Cose che si portano in viaggio di Aroa Moreno Durán, Guanda 2020. #Lettura consigliata.
Non perdetevi questo romanzo ma, vi avverto: si porterà via un po’ del vostro cuore e della vostra spensieratezza.
Eccovi la trama, in due parole: Katia è nata a Berlino, nel secondo dopoguerra. La sua famiglia è di orgine spagnola: il padre e la madre sono arrivati a Berlino inseguendo il sogno di uno Stato socialista libero e democratico.
La storia, come sappiamo, ha dimostrato la fragilità di quel sogno. C’è una specie di disorientamento nella famiglia di Katia, quello che prova chi fugge da una realtà, per scelta, e poi scopre che la parte più intima ed interiore di sé è rimasta in quella terra di origine, dove risiedono gli affetti di sempre. Katia cresce, vive nuove esperienze e coltiva la complicità con la sorella minore.

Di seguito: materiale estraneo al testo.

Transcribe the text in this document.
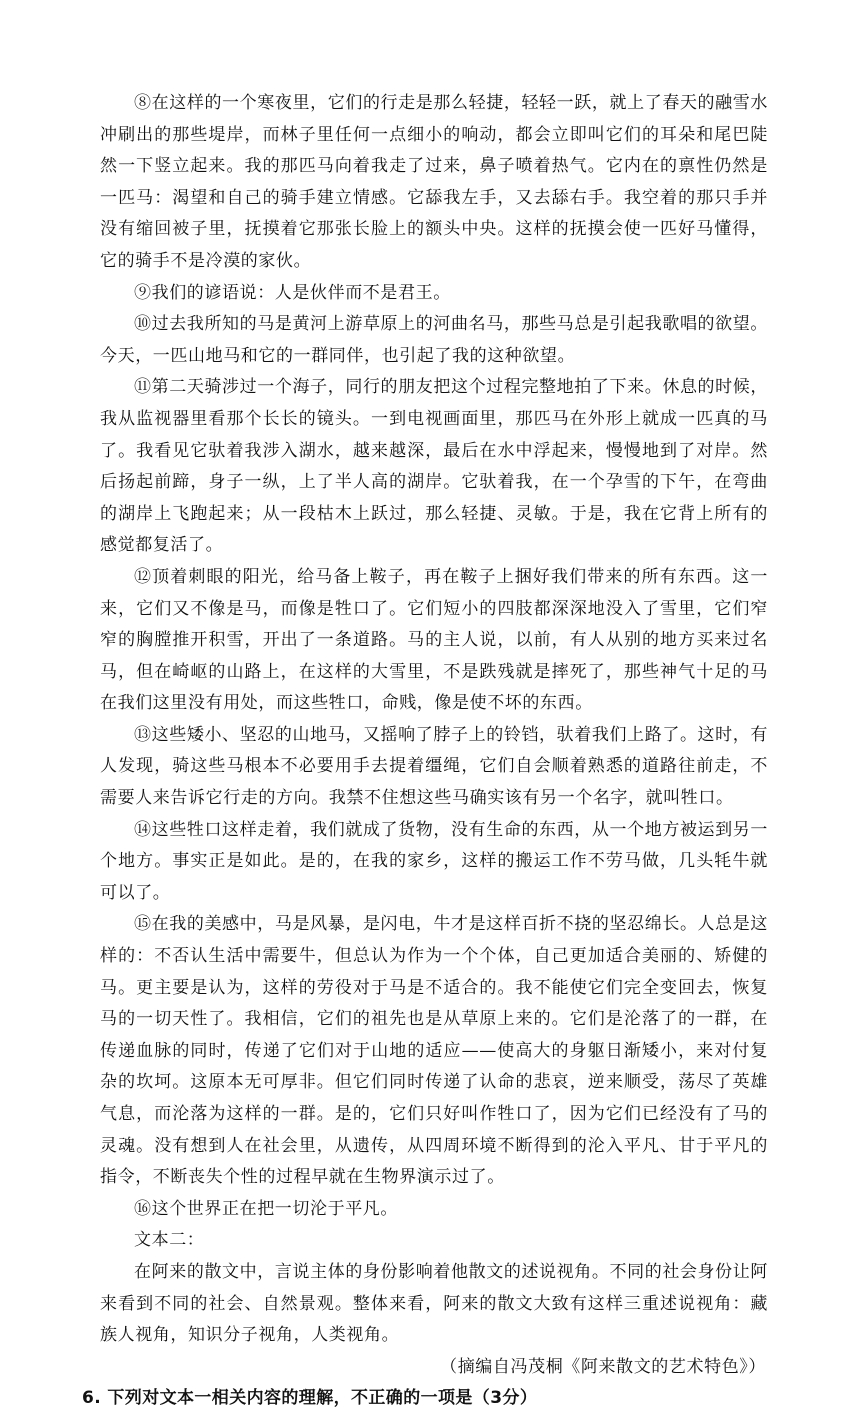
⑧在这样的一个寒夜里，它们的行走是那么轻捷，轻轻一跃，就上了春天的融雪水冲刷出的那些堤岸，而林子里任何一点细小的响动，都会立即叫它们的耳朵和尾巴陡然一下竖立起来。我的那匹马向着我走了过来，鼻子喷着热气。它内在的禀性仍然是一匹马：渴望和自己的骑手建立情感。它舔我左手，又去舔右手。我空着的那只手并没有缩回被子里，抚摸着它那张长脸上的额头中央。这样的抚摸会使一匹好马懂得，它的骑手不是冷漠的家伙。

⑨我们的谚语说：人是伙伴而不是君王。

⑩过去我所知的马是黄河上游草原上的河曲名马，那些马总是引起我歌唱的欲望。今天，一匹山地马和它的一群同伴，也引起了我的这种欲望。

⑪第二天骑涉过一个海子，同行的朋友把这个过程完整地拍了下来。休息的时候，我从监视器里看那个长长的镜头。一到电视画面里，那匹马在外形上就成一匹真的马了。我看见它驮着我涉入湖水，越来越深，最后在水中浮起来，慢慢地到了对岸。然后扬起前蹄，身子一纵，上了半人高的湖岸。它驮着我，在一个孕雪的下午，在弯曲的湖岸上飞跑起来；从一段枯木上跃过，那么轻捷、灵敏。于是，我在它背上所有的感觉都复活了。

⑫顶着刺眼的阳光，给马备上鞍子，再在鞍子上捆好我们带来的所有东西。这一来，它们又不像是马，而像是牲口了。它们短小的四肢都深深地没入了雪里，它们窄窄的胸膛推开积雪，开出了一条道路。马的主人说，以前，有人从别的地方买来过名马，但在崎岖的山路上，在这样的大雪里，不是跌残就是摔死了，那些神气十足的马在我们这里没有用处，而这些牲口，命贱，像是使不坏的东西。

⑬这些矮小、坚忍的山地马，又摇响了脖子上的铃铛，驮着我们上路了。这时，有人发现，骑这些马根本不必要用手去提着缰绳，它们自会顺着熟悉的道路往前走，不需要人来告诉它行走的方向。我禁不住想这些马确实该有另一个名字，就叫牲口。

⑭这些牲口这样走着，我们就成了货物，没有生命的东西，从一个地方被运到另一个地方。事实正是如此。是的，在我的家乡，这样的搬运工作不劳马做，几头牦牛就可以了。

⑮在我的美感中，马是风暴，是闪电，牛才是这样百折不挠的坚忍绵长。人总是这样的：不否认生活中需要牛，但总认为作为一个个体，自己更加适合美丽的、矫健的马。更主要是认为，这样的劳役对于马是不适合的。我不能使它们完全变回去，恢复马的一切天性了。我相信，它们的祖先也是从草原上来的。它们是沦落了的一群，在传递血脉的同时，传递了它们对于山地的适应——使高大的身躯日渐矮小，来对付复杂的坎坷。这原本无可厚非。但它们同时传递了认命的悲哀，逆来顺受，荡尽了英雄气息，而沦落为这样的一群。是的，它们只好叫作牲口了，因为它们已经没有了马的灵魂。没有想到人在社会里，从遗传，从四周环境不断得到的沦入平凡、甘于平凡的指令，不断丧失个性的过程早就在生物界演示过了。

⑯这个世界正在把一切沦于平凡。

文本二：

在阿来的散文中，言说主体的身份影响着他散文的述说视角。不同的社会身份让阿来看到不同的社会、自然景观。整体来看，阿来的散文大致有这样三重述说视角：藏族人视角，知识分子视角，人类视角。

（摘编自冯茂桐《阿来散文的艺术特色》）

6. 下列对文本一相关内容的理解，不正确的一项是（3分）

Ma un giorno conosce Johannes, un giovane uomo che vive all’altro lato del muro: è il 1971 e Katia abbandona tutto e scappa di nascosto, inseguendo una nuova vita con Johannes nella Berlino occidentale
Cosa porta nel suo viaggio? Il berretto russo della madre, una penna stilografica, il distintivo del partito socialista del padre.
Da un viaggio come il suo, però, non si torna più indietro; così come i suoi genitori hanno lasciato la loro storia passata alle spalle, Katia lascia il suo mondo al di là del muro, per tornarvi solo dopo la sua caduta.
L’autrice spiega di aver condotto una ricerca approfondita negli archivi della Stasi e di aver costruito la trama e i personaggi attraverso la testimonianza di due donne, figlie di esiliati spagnoli a Berlino: ma il romanzo non è soltanto una grande lezione di storia, è la dolorosa e appassionata constatazione di come gli oscuri disegni della politica possano devastare gli affetti e sconvolgere l’umanità.